The report also criticizes federal proposals to tax or otherwise regulate carbon-dioxide emissions, a major greenhouse gas linked to climate change.
"Texas consumers will bear significant costs should the federal government decide to impose draconian, costly carbon regulation," the report says, and it proposes a study "highlighting the cost of carbon regulation versus environmental benefits to Texans."
Tom "Smitty" Smith, director of Public Citizen's Texas office in Austin, criticized portions of the report.
"We agree with the recommendation that Texas develop its enormous renewable energy resources and encourage energy-efficiency but disagree that we should continue to build coal plants and nukes," Smith said Friday. "Texas' enormous pollution has added to the crisis of an overheated climate, and we should plan to reduce carbon emissions from the power sector by 80 percent by 2050," he said.
Smith also said the report, which was released without fanfare, appeared to lack input from consumers and their representatives.
The Competitiveness Council is led by Texas Secretary of State Phil Wilson, who on June 12 said he will resign his post July 1 to join Luminant, the state's biggest electricity generator and part of Energy Future Holdings, formerly TXU Corp. Also on the council is Michael Green, who until June 6 was chief executive of Luminant. Green is now vice chairman of EFH.
Last year, the buyout firms behind EFH, in their huge acquisition of TXU, agreed to cancel eight of 11 coal plants that TXU planned to build in Texas to win over a coalition of mayors and environmentalists. The Dallas-based company continues work on the three remaining coal-fired plants, which are scheduled to open in 2009 and 2010.
Other members of the competitiveness council include Tom Burbage, a top executive at Lockheed Martin Aeronautics in Fort Worth; executives with AT&T, Dell and ExxonMobil Chemical Co.; the chairman of the Public Utility Commission; four elected state officials; and the president of the Houston Federation of Teachers.
Greg Wortham, executive director of the West Texas Wind Energy Consortium in Sweetwater, said his group supports a range of electricity-generating methods but also thinks that the state should raise its goals for wind power.
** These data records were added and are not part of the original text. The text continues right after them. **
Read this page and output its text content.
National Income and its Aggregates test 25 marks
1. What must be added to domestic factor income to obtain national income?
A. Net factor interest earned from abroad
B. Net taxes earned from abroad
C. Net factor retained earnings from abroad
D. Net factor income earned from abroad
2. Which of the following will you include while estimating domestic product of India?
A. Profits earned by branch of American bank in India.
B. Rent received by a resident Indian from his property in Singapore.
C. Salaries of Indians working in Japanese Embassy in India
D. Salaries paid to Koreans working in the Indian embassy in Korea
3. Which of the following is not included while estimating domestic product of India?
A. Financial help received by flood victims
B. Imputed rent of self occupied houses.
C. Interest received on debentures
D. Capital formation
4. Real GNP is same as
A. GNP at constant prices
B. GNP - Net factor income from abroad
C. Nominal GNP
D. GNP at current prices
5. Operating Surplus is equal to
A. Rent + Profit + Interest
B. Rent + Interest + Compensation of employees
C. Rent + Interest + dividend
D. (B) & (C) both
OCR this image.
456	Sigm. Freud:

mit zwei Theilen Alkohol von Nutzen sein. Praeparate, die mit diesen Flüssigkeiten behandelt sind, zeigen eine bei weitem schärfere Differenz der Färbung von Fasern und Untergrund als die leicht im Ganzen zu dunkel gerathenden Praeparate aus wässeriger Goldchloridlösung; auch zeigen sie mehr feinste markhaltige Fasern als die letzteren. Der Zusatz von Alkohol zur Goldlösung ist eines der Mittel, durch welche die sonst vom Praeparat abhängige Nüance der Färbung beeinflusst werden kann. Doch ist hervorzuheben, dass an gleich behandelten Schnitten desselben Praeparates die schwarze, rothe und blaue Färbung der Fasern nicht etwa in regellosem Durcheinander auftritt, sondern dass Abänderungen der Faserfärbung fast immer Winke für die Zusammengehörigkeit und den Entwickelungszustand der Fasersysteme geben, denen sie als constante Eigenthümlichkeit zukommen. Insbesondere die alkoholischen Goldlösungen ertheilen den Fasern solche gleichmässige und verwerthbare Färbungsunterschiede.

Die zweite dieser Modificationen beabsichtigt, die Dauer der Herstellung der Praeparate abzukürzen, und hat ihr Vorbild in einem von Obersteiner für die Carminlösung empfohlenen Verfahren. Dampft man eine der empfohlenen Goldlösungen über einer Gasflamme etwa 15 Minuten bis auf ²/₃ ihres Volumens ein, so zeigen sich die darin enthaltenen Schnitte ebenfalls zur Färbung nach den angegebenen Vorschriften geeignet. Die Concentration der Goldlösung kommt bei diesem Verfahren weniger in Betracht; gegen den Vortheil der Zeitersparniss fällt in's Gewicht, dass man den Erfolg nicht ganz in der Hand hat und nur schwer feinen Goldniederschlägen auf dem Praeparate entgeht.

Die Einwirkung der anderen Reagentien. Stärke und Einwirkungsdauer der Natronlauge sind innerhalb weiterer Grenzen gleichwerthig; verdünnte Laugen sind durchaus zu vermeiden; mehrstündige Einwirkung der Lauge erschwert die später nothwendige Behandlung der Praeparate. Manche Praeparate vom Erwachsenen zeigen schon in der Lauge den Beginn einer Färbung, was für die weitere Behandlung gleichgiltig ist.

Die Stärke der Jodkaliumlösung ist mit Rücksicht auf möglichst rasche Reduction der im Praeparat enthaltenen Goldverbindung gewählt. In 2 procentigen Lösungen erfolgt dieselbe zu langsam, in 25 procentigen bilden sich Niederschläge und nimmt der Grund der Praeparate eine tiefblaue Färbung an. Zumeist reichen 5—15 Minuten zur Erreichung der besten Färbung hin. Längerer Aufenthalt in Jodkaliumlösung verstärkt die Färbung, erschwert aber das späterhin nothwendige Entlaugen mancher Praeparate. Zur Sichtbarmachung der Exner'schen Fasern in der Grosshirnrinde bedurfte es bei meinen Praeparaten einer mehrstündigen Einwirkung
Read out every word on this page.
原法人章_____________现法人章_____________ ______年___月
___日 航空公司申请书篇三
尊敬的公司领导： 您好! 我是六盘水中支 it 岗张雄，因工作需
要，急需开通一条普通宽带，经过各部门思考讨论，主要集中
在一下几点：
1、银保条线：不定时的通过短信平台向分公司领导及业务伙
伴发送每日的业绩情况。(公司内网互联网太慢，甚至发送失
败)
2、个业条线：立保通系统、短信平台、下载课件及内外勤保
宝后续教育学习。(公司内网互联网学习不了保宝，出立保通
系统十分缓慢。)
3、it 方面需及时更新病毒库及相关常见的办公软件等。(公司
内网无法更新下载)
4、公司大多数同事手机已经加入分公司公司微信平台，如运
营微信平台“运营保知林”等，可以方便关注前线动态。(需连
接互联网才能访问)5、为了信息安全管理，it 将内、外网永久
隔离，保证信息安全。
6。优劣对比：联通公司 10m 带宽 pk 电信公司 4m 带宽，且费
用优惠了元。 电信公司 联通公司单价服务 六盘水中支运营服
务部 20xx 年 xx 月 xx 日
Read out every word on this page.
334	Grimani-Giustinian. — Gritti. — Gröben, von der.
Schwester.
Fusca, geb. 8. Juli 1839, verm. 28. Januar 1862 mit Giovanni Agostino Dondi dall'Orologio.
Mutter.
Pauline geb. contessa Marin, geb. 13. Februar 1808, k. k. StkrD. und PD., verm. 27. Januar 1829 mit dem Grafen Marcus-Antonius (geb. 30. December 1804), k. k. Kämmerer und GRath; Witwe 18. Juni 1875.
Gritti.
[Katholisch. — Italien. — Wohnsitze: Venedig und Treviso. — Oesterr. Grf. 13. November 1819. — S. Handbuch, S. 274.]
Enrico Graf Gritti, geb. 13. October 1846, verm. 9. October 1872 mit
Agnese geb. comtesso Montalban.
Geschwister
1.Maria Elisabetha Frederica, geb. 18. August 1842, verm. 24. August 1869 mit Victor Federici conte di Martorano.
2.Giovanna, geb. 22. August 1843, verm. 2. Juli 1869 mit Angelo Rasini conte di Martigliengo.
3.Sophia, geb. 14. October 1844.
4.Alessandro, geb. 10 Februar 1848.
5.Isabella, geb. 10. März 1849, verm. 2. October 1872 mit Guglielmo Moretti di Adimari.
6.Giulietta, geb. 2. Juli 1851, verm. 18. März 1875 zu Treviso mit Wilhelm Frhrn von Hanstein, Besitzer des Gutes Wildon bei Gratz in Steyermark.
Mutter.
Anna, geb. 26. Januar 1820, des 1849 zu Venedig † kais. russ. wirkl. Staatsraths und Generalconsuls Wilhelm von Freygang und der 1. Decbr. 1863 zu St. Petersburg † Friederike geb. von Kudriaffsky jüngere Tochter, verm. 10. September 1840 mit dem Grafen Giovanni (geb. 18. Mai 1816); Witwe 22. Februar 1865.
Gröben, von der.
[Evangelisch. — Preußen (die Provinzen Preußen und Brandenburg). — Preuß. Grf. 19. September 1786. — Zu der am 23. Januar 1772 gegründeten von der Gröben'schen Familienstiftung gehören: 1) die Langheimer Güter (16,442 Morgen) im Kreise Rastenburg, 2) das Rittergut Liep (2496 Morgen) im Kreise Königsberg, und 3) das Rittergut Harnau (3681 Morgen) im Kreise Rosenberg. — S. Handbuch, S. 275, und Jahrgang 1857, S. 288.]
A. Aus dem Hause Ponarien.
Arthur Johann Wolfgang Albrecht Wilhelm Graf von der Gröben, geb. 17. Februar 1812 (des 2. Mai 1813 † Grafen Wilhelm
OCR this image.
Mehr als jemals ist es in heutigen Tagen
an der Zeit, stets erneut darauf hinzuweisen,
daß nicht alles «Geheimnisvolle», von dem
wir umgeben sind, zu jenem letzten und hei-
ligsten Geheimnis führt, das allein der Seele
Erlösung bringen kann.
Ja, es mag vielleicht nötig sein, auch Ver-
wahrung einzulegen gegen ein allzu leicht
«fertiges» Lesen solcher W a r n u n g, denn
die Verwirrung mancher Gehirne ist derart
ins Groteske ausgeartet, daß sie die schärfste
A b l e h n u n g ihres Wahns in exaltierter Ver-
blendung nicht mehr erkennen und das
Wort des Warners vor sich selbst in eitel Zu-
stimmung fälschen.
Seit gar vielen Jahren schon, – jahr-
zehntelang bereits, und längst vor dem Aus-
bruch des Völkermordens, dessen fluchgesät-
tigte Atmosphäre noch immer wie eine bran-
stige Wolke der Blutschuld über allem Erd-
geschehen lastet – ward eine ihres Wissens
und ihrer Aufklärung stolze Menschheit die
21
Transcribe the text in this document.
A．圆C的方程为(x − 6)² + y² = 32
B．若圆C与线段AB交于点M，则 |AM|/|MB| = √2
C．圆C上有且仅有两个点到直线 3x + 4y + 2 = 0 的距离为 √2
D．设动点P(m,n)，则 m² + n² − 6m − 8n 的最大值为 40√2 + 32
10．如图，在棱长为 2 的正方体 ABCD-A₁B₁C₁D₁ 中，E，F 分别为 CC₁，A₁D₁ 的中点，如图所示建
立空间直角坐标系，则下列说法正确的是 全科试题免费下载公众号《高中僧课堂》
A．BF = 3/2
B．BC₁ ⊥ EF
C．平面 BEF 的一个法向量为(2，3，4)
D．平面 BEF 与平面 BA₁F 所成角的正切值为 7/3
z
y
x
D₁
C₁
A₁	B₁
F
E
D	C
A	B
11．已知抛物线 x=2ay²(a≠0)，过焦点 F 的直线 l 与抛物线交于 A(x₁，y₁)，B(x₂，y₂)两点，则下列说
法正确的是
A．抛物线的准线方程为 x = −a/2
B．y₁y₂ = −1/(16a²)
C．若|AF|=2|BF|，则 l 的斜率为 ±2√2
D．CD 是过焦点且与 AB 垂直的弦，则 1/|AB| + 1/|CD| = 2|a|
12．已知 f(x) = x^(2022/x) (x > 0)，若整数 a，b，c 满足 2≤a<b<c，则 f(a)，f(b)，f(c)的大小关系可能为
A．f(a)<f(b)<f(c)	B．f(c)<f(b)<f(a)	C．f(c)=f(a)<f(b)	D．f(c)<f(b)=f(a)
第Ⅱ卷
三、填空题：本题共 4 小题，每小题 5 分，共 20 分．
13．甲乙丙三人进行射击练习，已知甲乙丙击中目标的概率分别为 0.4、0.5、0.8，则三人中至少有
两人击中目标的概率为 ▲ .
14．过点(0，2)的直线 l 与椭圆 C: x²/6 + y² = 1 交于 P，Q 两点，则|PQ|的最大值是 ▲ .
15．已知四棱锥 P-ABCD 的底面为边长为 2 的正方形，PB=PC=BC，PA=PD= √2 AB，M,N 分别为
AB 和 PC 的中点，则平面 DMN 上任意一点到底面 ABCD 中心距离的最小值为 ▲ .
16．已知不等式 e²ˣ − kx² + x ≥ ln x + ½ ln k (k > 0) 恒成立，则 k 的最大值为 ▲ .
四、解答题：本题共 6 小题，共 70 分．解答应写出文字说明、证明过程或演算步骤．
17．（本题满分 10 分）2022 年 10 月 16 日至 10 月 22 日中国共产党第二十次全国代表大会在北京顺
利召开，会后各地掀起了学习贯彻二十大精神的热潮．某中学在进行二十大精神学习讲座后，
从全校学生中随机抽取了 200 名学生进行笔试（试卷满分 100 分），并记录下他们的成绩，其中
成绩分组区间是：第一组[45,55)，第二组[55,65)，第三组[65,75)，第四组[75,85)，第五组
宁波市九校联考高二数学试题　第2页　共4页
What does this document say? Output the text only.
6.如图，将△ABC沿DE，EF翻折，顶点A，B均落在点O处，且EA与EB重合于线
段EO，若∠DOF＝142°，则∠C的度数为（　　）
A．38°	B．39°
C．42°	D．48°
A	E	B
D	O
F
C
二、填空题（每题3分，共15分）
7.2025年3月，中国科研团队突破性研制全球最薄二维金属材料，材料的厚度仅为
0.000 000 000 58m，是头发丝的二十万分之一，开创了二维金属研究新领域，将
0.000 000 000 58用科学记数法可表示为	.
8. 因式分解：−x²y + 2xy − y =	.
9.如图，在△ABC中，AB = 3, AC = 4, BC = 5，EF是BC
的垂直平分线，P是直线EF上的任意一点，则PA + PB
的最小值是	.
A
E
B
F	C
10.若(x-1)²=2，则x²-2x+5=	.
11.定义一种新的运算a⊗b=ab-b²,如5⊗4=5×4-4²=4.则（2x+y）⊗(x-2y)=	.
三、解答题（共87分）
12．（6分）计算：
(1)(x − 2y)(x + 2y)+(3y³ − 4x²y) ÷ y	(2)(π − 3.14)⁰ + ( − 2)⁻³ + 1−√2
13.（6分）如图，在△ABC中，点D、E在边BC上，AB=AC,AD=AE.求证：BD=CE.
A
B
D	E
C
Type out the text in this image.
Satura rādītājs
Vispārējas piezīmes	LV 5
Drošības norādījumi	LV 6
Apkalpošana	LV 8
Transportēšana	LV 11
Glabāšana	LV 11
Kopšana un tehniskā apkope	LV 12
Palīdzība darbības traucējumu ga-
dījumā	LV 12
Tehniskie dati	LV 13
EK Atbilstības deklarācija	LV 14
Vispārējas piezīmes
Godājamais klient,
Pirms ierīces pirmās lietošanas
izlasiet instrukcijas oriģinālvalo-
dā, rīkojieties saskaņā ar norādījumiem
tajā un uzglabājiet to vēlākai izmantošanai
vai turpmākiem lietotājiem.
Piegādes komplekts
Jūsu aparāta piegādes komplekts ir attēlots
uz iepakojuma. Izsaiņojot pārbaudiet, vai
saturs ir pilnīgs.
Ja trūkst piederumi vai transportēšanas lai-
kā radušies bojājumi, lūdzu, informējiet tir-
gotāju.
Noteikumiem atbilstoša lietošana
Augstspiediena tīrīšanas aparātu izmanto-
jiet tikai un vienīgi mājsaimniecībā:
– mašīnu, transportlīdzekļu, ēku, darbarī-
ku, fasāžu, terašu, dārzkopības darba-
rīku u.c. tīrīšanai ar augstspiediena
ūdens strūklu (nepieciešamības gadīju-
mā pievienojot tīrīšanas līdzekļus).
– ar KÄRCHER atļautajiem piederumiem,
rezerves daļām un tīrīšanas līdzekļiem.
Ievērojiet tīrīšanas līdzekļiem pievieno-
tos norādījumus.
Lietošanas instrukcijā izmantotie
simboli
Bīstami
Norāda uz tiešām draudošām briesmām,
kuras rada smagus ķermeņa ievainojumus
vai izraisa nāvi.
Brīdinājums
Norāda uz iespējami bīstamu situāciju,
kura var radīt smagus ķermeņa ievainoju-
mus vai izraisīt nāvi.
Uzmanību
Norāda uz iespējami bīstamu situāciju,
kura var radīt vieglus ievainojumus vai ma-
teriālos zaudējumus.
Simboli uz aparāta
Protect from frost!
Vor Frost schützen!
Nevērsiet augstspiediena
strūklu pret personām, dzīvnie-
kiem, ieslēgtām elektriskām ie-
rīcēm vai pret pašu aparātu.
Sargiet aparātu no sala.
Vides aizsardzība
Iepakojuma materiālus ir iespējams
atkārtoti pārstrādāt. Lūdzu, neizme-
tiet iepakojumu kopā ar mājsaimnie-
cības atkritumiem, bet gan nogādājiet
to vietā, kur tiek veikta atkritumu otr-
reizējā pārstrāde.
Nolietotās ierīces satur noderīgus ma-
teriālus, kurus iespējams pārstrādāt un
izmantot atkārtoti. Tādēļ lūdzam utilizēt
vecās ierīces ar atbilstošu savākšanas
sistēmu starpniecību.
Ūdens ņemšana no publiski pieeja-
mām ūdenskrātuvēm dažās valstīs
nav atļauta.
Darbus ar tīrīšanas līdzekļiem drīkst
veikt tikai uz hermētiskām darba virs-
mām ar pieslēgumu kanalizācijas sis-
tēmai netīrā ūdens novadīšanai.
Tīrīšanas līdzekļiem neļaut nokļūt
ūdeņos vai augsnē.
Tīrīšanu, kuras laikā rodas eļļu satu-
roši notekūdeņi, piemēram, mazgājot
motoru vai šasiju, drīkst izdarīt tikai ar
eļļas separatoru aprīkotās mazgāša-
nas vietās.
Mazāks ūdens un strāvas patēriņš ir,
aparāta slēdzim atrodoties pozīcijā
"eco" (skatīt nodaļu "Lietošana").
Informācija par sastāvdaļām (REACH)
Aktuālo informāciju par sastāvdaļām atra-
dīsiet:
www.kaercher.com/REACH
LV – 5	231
The report notes that previous mandates have helped make the state No. 1 in wind power but recommends no change in those goals.
"We set a low goal and met it," Wortham said. "Texas still has a tremendous opportunity not to stop" trying to generate more than its current capacity, about 6,000 megawatts, he said.
"The accepted number is that we'll be at 10,000 megawatts by the end of the year, which is the 2025 goal," Wortham said.
The council also advocates quickly building transmission lines to carry electricity from wind farms to major metropolitan areas.
John Fainter, president of the Association of Electric Companies of Texas, a trade group, said his reaction to the recommendations was generally positive.
"It recognizes that we're going to need a lot of electricity and there's no single silver bullet," said Fainter, whose members include investor-owned generators, retailers and transmission companies. "It's pretty realistic."
Russel Smith, executive director of the Texas Renewable Energy Industries Association, said he supports the council's recommendation that utilities install meters that can allow billing by time of day and otherwise let consumers and companies that install solar energy panels to receive the full benefits of their investment. But he wants the state to specifically address net metering, in which electricity from a solar installation not only supplies its building with power but also feeds electricity into the transmission grid, reducing the user's electricity bill.
Changes in Texas law have clouded the precise requirements for net metering, he said.